When we launched our digital platform in August 2015 we were facing the risk that Reach was slowly becoming irrelevant – even redundant – which is a risk that all charities face if they do not think through how they should be incorporating digital. It was the burning platform that inspired us to radical action.
Two years on and £80k later our new online service has, in a year, delivered a 32% increase in placements – the number of trustees and volunteers who have been successfully recruited by charities; and a 24% fall in transaction costs (cost per placement) in the first 6 months of 2017 a new integration with LinkedIn, where all our roles are automatically cross-posted to LinkedIn members, has generated an additional 500 volunteers, who have already made over 370 applications for roles.
We can continue to scale without increasing our cost base – which means that our transaction costs will continue to fall. We estimate that they will have fallen by 37% by 2019.
Our old offline service was quite clunky and labour intensive to deliver. We had to spend a lot of time doing inefficient things that didn’t add value like passing messages between charities and volunteers. Scaling was never going to be viable, so we started looking at how other brokers were taking advantage of the internet to match supply and demand.
We were inspired by the success of the likes of Kiva and internet dating sites, and realised going online offered us a chance to both scale, through self-service, and to provide a much more personalised and compelling service to our audience of charities and volunteers – more than 60% of whom are under 50.
The promised hike in efficiency and productivity got our trustees’ backing and commitment to spend the time and money needed to build a new platform, which was essential. Having trustees with experience of digital was crucial as they could provide robust support and challenge to the executive, and could take a seasoned view when things went a bit awry.
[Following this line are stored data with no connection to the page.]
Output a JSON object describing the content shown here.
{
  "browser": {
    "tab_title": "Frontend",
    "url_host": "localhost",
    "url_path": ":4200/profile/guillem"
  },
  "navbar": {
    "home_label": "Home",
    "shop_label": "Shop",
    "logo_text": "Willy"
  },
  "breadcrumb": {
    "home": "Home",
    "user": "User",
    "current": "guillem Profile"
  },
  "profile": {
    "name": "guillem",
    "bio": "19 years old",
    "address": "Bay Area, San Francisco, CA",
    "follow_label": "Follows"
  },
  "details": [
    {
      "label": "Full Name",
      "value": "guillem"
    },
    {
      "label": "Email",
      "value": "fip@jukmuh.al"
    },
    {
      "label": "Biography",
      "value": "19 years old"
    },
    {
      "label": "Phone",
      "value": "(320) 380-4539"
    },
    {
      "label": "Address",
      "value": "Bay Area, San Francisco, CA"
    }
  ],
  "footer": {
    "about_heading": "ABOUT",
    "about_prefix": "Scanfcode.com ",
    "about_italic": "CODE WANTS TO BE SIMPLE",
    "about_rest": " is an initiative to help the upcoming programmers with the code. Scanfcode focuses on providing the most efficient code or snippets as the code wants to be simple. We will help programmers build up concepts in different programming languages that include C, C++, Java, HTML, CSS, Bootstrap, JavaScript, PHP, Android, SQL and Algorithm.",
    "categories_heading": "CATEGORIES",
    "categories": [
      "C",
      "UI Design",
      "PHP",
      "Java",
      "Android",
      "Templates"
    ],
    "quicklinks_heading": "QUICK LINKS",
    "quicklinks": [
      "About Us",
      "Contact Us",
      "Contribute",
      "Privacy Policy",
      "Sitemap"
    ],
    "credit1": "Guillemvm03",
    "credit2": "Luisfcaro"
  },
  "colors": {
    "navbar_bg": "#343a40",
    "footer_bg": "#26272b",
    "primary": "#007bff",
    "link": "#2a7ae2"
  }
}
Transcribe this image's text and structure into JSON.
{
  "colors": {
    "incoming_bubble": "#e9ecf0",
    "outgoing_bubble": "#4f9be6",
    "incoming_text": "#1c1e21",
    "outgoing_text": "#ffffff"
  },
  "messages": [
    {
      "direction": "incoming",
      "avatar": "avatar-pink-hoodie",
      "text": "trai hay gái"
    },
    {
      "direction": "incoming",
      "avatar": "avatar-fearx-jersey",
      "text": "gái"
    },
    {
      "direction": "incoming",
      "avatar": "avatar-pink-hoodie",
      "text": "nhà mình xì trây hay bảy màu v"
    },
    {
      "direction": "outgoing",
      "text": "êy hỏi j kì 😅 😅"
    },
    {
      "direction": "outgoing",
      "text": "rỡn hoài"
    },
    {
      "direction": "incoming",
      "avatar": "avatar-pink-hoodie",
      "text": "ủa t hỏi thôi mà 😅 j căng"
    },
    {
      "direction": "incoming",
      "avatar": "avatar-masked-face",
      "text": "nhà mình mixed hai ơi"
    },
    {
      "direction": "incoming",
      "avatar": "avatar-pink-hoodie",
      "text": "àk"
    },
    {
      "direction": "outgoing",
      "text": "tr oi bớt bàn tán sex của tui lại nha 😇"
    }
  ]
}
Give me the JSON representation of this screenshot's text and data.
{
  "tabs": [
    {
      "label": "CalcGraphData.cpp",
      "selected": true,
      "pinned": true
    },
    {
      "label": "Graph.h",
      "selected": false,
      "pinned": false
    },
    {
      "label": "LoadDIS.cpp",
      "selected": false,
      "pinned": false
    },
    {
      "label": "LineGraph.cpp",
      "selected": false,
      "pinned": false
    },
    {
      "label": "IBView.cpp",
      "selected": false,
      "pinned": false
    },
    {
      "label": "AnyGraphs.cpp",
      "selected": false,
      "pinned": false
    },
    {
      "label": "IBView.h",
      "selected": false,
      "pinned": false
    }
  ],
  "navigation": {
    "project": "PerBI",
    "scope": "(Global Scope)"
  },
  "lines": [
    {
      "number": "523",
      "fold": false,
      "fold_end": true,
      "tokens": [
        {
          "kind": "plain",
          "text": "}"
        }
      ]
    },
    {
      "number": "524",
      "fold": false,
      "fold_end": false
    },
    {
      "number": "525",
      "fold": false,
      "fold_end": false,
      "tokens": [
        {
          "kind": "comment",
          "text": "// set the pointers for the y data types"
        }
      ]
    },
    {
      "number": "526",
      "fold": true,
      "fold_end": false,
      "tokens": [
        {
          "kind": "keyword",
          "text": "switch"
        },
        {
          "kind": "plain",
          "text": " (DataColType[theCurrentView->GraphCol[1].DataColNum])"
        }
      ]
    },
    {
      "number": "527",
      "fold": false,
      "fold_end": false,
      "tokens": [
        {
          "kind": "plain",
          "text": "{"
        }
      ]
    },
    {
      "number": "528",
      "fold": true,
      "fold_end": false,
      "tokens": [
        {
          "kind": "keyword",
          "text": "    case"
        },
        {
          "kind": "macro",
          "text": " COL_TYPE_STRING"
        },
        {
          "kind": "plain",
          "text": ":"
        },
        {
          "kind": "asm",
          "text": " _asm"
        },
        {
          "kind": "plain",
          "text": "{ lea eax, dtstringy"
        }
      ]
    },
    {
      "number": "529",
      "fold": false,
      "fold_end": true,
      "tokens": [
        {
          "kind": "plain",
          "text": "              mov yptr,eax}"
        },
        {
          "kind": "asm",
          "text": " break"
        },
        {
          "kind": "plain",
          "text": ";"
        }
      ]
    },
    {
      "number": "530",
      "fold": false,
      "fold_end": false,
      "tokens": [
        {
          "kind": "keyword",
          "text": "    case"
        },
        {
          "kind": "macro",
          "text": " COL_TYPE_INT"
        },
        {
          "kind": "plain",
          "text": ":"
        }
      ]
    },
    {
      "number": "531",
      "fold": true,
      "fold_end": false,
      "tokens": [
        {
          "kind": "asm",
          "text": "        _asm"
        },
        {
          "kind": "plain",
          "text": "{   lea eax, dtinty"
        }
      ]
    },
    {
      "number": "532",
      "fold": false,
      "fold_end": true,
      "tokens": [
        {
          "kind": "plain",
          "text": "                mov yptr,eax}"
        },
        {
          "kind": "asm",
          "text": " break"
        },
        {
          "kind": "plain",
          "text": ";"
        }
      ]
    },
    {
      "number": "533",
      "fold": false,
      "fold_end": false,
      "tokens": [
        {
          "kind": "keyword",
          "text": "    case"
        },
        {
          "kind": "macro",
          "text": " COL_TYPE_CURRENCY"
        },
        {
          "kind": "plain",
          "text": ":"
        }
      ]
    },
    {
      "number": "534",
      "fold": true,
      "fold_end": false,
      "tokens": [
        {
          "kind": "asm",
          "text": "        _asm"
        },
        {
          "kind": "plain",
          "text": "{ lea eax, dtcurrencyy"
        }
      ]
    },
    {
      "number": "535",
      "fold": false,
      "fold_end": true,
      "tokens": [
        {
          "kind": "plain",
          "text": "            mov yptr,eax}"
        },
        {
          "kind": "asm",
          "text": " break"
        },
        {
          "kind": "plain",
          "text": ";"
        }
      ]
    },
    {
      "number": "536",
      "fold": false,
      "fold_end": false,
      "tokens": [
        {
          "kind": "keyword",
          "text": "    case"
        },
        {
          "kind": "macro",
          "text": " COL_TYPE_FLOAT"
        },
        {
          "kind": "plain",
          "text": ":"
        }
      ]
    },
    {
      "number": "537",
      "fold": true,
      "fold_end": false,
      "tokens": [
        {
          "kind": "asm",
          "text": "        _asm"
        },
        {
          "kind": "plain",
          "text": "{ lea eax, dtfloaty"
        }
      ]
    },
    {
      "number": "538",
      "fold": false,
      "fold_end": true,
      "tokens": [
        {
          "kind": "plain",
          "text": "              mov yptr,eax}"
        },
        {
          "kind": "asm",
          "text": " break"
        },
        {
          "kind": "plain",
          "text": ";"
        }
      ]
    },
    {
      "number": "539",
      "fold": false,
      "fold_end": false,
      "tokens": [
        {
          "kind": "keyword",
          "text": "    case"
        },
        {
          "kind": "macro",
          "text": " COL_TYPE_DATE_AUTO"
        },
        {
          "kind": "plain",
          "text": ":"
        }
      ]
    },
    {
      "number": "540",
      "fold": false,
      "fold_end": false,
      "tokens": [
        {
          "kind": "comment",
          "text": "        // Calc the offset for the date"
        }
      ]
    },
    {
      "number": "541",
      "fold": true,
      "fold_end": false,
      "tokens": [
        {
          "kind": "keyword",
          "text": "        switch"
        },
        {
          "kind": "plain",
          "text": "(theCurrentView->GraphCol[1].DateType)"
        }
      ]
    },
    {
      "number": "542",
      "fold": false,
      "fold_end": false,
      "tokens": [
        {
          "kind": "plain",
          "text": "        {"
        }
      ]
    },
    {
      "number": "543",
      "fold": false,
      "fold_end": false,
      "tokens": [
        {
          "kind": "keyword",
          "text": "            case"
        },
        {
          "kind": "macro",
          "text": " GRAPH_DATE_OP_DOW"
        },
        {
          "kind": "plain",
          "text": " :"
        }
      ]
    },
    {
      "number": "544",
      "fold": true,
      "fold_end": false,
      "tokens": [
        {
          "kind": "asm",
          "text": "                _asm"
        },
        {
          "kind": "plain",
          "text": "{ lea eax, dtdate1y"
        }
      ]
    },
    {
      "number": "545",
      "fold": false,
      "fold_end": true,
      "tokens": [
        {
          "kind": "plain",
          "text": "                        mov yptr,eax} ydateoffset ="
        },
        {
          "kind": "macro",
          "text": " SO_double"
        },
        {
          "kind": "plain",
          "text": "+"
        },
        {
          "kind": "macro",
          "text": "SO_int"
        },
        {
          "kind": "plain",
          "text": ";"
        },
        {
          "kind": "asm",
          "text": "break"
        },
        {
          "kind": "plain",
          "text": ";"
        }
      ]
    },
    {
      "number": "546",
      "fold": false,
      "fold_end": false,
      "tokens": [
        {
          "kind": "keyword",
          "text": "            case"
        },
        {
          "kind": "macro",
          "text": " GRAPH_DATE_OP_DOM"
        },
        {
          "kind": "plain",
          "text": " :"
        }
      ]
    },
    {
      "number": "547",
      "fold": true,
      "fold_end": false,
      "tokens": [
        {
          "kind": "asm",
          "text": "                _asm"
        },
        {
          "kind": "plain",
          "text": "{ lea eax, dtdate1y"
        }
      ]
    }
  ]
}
It took almost two years to build the new platform and website. This probably took longer than it should have done, due to supplier issues. The core product cost about £80k but doesn’t include the staff and volunteer and pro-bono time.
Along the way we have learned a lot including these three key things:
1. Have a really clear and detailed understanding of your users’ needs.
We spent several months undertaking research with charities and volunteers before we started designing the service. We had a holistic understanding of their needs, and of how volunteering fitted into their world. These included charities wanting to be able to manage their recruitment themselves, rather than through an intermediatary, so we built functions such as a dashboard and messaging tools.
Both volunteers and charities were interested in a more flexible range of volunteering opportunities – so our new service incorporates short term projects and ‘remote’ or ‘virtual’ roles which can be done from anywhere.
These user requirements based on hard evidence were our guiding star during the build. It meant that we didn’t compromise on core features or get distracted by shiny new ones.
2. Engage a brilliant product manager – they will ensure that you end up with what you need!
3. Respect the data.
My background is in anthropology, so I’ve always preferred qualitative research, but I am really beginning to understand how valuable quantitative data can be. Digital services and websites generate a wealth of real time data about what your users are doing, and you can experiment with improvements and see if they work, instantly! For example, we’ve almost halved the number of people who don’t complete our volunteer registration form by breaking it down into pages and playing around with the order.
We are currently analysing things such as the conversion rate at each point in our user journey from joining, to volunteers applying for a role or charities registering one, to when a match is made. We are looking at this through the lens of different criteria such as where the volunteer first saw the role, or demographic factors like age. There is lots of potential to examine questions of broader interest, like emerging skills gaps, as the data is refined.